In this configuration, “counter‑narcotics” is less a rule-of-law function than a political weapon. It rewards loyalty, punishes dissent, and reassures external observers that the Taliban are “serious” about drugs all while preserving the cashflows that keep provincial satrapies loyal and the movement’s security architecture solvent. The social and economic costs are profound. In districts where the Taliban trumpet narcotics seizures, farmers receive no viable alternatives, no crop-substitution subsidies, no rural credit, no market access for licit produce. Instead, the state’s only visible hand is punitive. The result is deeper indebtedness, expanded criminal mediation, and increased vulnerability to trafficking networks that now operate under tighter political protection.
A credible anti-drug strategy would look radically different. At minimum it would require:
Independent verification and publication of all seizures, including the quantity, purity, route, intended destination, and the identities and affiliations of those arrested. Transparent, monitored prosecutions with accessible court records, not opaque “statements” issued by a politicized judiciary. A clear, public accounting of asset forfeiture and where the proceeds go. Protection for whistleblowers inside Taliban ranks and among local communities.

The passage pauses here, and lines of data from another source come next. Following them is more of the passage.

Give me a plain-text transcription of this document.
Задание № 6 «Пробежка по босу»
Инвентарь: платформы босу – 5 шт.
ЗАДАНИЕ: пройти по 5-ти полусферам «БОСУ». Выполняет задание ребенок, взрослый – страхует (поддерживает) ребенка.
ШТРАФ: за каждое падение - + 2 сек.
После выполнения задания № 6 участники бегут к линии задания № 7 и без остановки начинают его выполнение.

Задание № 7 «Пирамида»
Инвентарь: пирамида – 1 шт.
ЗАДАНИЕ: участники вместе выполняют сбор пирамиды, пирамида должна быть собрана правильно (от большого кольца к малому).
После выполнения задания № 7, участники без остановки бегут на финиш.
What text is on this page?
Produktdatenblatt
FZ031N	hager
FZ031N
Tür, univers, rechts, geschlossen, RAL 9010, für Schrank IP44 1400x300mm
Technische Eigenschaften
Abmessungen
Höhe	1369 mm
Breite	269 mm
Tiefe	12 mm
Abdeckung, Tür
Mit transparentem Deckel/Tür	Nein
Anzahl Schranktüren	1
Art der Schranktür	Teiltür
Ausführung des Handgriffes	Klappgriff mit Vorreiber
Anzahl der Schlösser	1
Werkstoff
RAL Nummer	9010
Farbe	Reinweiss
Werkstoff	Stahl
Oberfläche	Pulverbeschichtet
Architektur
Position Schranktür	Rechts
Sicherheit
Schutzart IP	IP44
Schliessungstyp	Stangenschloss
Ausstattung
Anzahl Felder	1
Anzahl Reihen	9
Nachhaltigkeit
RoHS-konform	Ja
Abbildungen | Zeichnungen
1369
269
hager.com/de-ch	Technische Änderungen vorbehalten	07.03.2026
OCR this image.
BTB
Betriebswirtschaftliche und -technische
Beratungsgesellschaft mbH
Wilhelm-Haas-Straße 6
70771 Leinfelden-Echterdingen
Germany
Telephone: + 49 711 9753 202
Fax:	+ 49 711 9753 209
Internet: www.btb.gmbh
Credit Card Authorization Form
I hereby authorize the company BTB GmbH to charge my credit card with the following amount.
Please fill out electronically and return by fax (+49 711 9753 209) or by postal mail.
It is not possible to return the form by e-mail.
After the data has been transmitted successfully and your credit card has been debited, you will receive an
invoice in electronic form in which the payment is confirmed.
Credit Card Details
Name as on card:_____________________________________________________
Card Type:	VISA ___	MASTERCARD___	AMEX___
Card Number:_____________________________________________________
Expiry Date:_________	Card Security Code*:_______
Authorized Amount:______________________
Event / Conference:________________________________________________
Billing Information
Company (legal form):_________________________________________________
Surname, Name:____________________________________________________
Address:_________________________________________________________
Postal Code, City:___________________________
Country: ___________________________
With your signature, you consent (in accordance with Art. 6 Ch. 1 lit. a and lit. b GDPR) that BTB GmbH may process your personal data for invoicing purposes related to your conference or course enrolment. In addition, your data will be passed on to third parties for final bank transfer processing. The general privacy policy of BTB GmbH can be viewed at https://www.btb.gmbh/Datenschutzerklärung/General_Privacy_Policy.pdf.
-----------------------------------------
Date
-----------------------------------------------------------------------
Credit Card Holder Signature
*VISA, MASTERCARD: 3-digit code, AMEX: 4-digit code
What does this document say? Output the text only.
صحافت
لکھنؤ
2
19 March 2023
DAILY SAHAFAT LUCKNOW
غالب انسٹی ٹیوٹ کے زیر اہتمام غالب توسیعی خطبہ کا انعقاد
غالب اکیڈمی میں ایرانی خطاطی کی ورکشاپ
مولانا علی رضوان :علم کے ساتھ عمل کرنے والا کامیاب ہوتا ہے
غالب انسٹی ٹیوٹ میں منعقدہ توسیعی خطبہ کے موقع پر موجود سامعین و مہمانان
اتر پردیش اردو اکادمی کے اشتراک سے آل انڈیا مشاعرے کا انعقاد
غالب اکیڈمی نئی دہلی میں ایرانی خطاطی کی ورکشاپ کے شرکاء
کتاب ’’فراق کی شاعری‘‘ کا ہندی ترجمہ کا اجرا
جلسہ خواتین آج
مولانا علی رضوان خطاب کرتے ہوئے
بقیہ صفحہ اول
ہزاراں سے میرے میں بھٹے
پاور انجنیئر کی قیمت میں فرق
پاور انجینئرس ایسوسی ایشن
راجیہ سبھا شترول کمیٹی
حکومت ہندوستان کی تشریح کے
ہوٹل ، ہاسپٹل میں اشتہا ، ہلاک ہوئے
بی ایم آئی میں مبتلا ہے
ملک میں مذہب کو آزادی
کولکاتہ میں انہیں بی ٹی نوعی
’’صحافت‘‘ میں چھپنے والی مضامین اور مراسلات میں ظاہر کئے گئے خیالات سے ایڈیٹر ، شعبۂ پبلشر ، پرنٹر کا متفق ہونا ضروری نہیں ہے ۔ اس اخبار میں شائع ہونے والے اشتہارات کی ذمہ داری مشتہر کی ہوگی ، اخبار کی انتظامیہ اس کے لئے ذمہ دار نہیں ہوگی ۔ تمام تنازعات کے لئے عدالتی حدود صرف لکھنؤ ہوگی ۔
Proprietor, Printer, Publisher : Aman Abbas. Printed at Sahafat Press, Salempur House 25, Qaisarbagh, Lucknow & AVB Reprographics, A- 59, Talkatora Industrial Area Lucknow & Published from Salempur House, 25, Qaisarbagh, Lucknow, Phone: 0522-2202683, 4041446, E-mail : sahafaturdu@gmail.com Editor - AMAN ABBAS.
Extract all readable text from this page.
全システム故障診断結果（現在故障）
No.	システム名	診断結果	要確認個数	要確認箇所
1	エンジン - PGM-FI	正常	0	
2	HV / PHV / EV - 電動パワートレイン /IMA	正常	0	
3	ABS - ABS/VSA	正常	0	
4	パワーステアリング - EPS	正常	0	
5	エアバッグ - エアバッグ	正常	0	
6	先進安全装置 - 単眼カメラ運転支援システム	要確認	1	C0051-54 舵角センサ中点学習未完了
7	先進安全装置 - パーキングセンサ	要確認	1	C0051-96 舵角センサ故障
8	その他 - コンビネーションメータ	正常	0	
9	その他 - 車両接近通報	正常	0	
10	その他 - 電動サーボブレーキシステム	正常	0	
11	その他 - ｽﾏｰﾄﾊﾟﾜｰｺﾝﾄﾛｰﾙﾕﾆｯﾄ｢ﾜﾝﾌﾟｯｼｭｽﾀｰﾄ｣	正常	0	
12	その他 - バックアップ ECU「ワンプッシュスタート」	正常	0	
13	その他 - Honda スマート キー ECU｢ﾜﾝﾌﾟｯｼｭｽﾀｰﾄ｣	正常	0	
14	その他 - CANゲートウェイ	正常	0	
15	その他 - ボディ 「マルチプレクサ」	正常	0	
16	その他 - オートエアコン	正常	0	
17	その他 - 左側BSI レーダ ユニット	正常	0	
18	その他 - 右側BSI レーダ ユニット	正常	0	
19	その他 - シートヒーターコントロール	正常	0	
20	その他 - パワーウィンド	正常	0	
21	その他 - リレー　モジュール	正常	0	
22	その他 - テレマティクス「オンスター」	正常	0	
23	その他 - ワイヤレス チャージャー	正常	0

Rural alternative livelihood programs financed and audited by independent bodies not regime-controlled ministries paired with genuine access to markets and credit. International monitoring with unfettered access to border zones, storage depots, and alleged destruction sites. None of this exists under Taliban rule. Instead, manufactured spectacles of interdiction are used to whitewash a reality in which narcotics remain a central, if contested, pillar of regime finance and factional patronage. The Zabul seizure does not prove the Taliban have broken with the drug economy; it suggests, rather, that they are fighting over who gets to own it.
Until there is transparency, independent oversight, and a rights‑based development strategy for rural Afghanistan, every “victory” the Taliban announce in the drug war must be read with a single, unavoidable question: Was this law enforcement or simply one warlord’s press release against another?